Virtual stalking or communications revolution?

Twitter. It's all over the place. Electing presidents, attempting to rescue lost chums, giving me a sneak peak at my ex-boyfriend's dream bicycle (no, I'm not going to link to that one)...

It amazes me that the ability to ping 140 characters of text into the ether can have so much of an affect on society, individuals and relationships.

The truth is, while I've been hearing about Twitter for a while now, I hadn't actually seen it for myself until a couple of weeks ago. It was the first day of the pilot project for my start-up social enterprise and I'd spent hours preparing the more theoretical component for the day.

The idea was to give both trainees a broad foundation in communications theory - the message, the medium, communications channels, noise, feedback, that kind of thing. Twitter came up when we were talking about internet channels and I confessed I'd never been on it. Jeevan didn't know much about it either, so Angela took over my laptop and gave us both a quick tutorial.

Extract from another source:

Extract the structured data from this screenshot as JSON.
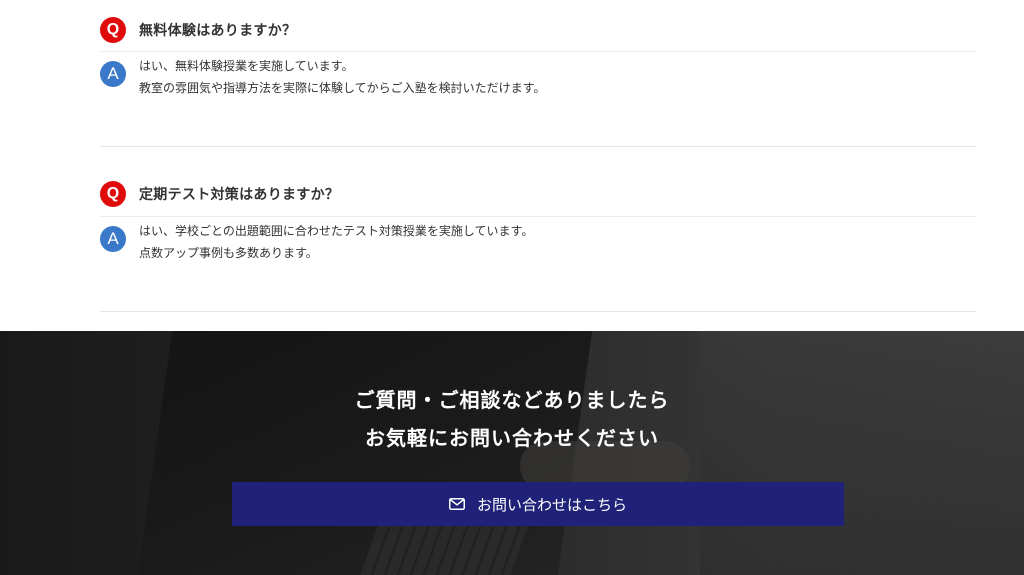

She showed us what it meant to 'follow' somebody (which still seems quite stalker-like to me) how to send a post, and the counter that tells you how close you are to your 140 character limit.

This reminded me of writing news text messages when I worked for Australian Associated Press. Trying to condense a 400 word article into 140 characters without the aid of text-speak was, in fact, really good for developing concise writing. Providing the laws of grammar are heeded, it seems to me that the same could be said of Twitter. Perhaps, alongside the enforced brevity, we could introduce a grammar and spelling check that encourages the use of correct English.

But this still leaves the question of the terminology that builds up around anything web. People using Twitter post 'tweets', apparently, and the most popular tweeters are collectively known as 'the twitterati'. I only really know that through searching the Urban Dictionary - another revelation to me and, again, courtesy of Angela. Thankfully, this is the only dictionary that's currently keeping pace with the rapid rate at which web users create new words.